While this is one way we can convert activations into a probability distribution, there are a few problems with it. For example, let's say that in this example where we have 3 classes, our linear activation looked like [1,1,3]. If we applied the method described above, we would end up with [1/5, 1/5, 3/5]. The difference between the 1 and 3 is pretty minor, but since 3 is the largest number it receives the largest probability. Now, consider what would happen if our activations were instead [10, 10, 30]. There is a large difference between a 10 and a 30, and so our network should have near complete confidence that the correct classification is the neuron that holds the 30. However, when we apply the method described above, we end up with [10/50, 10/50, 30/50], which is exactly the same as [1/5, 1/5, 3/5]. Even though the network should have been much more confidence given the significant difference between 10 and 30, it still only associated a 60% probability with the third class.

To fix this, the softmax activation function adds one important step. Before the method I desribed above is applied, the exponentiation function is applied to each activation. Then, these new activations are summed together, and each activation is divided by the resultant sum. 

If that was a little confusing, the best way to see it is through an example. Let's say our activations look like this: [10, 10, 30]. The first step is to exponentiate each activation, which would make our new activations look like this:

$$[e^{10},\: e^{10}, \: e^{30}]$$

Next, we add all of these together, giving us about 1.07 * 10^13. Let's call this number S.

Finally, we will divide each of the exponentiated terms by the sum, giving us: 

$$[\frac{e^{10}}{S},   \frac{e^{10}}{S},   \frac{e^{30}}{S}] = [2.06 * 10^{-9}, 2.06 * 10^{-9}, 0.99999999587]$$

These numbers all add to 1, so they still represent a probability distribution. Also, notice how large the probability is for 30! The softmax function allows us to amplify the differences between linear activations, which fixes the problem we identified above.


## Revisiting an Old Problem

Now, let's walk through one last example to show exactly how softmax would help us avoid problems with the MNIST data, and any other classification-based dataset.

Assume that our linear activations were [100, 100, 100, 100, 150, 100, 100, 100, 100, 100].

If we applied sigmoid to these activations, the resulting array would look like [1, 1, 1, 1, 1, 1, 1, 1, 1, 1]. If we continued forward with this, we would end up having 'nan' errors.

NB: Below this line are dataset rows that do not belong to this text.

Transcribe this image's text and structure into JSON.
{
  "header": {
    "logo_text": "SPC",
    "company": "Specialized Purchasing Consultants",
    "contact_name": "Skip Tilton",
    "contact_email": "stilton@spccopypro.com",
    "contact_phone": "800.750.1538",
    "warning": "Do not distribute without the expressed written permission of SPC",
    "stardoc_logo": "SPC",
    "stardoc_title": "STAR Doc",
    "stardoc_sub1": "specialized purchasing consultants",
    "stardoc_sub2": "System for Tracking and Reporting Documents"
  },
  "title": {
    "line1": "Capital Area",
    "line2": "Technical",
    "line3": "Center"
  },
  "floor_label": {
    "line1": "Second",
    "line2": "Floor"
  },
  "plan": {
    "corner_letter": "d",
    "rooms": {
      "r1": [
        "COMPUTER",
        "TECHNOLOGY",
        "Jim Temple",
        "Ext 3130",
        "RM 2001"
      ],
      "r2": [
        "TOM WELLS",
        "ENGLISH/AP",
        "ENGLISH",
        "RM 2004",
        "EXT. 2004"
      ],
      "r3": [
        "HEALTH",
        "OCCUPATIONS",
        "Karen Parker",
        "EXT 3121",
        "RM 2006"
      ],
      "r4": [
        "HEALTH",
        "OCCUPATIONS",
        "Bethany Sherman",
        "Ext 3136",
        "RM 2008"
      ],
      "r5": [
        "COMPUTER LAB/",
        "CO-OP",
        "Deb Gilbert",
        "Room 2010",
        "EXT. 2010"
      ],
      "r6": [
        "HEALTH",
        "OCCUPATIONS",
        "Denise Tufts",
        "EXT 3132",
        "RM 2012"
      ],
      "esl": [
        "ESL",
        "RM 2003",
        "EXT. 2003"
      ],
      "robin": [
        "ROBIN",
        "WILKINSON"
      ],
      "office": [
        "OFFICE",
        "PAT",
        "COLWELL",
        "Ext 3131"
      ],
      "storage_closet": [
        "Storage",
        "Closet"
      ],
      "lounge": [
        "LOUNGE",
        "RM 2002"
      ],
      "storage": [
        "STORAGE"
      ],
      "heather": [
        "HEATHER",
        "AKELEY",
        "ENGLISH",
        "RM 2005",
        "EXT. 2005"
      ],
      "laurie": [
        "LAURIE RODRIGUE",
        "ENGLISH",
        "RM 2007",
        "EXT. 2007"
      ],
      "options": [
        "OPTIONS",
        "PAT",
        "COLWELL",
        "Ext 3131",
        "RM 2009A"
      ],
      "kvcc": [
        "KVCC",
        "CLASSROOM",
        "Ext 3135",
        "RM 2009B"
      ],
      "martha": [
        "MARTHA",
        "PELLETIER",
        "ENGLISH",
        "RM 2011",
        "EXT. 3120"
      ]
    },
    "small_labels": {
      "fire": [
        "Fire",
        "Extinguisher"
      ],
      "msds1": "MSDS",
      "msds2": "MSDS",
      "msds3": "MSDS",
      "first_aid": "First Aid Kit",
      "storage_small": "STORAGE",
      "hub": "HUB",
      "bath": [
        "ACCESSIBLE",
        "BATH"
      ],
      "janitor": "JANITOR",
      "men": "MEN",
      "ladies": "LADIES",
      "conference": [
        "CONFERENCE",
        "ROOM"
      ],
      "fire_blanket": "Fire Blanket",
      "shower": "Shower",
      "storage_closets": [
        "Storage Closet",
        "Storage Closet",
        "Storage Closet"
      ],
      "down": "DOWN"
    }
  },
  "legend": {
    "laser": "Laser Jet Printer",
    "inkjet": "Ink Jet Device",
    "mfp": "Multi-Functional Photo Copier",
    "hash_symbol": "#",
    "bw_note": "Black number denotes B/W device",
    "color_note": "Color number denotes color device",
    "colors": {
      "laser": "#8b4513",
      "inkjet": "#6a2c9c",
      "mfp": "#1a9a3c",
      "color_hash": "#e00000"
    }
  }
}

Now, let's apply softmax to this array. The result is [1.92874985e-22, 1.92874985e-22, 1.92874985e-22, 1.92874985e-22, 1.00000000e+00, 1.92874985e-22, 1.92874985e-22, 1.92874985e-22, 1.92874985e-22, 1.92874985e-22]

As you can see, every activation came out to be zero (or very close to zero) except for the index holding 150 (the largest number in the activations) which came out to be 1. When we compute the cross-entropy cost for this array, we will not get any errors, and our problems have been solved.

## Summary

#### All softmax is doing is taking all of your linear activations, exponentiating them, and then converting them to probabilities. Below, you can see compact code that does this all in one line.

Also, in order to back-propagate, you will need to calculate the derivative of the softmax function. I have provided the derivative below.

In [2]:
def softmax(x):
    """Compute softmax values for each sets of scores in x."""
    holder = np.zeros(x.shape)
    for i in range(len(x)):
        holder[i] = np.exp(x[i]) / np.sum(np.exp(x[i], axis=0))
        
    return holder

In [10]:
def softmax_prime(x):
    return softmax(x) * (1 - softmax(x))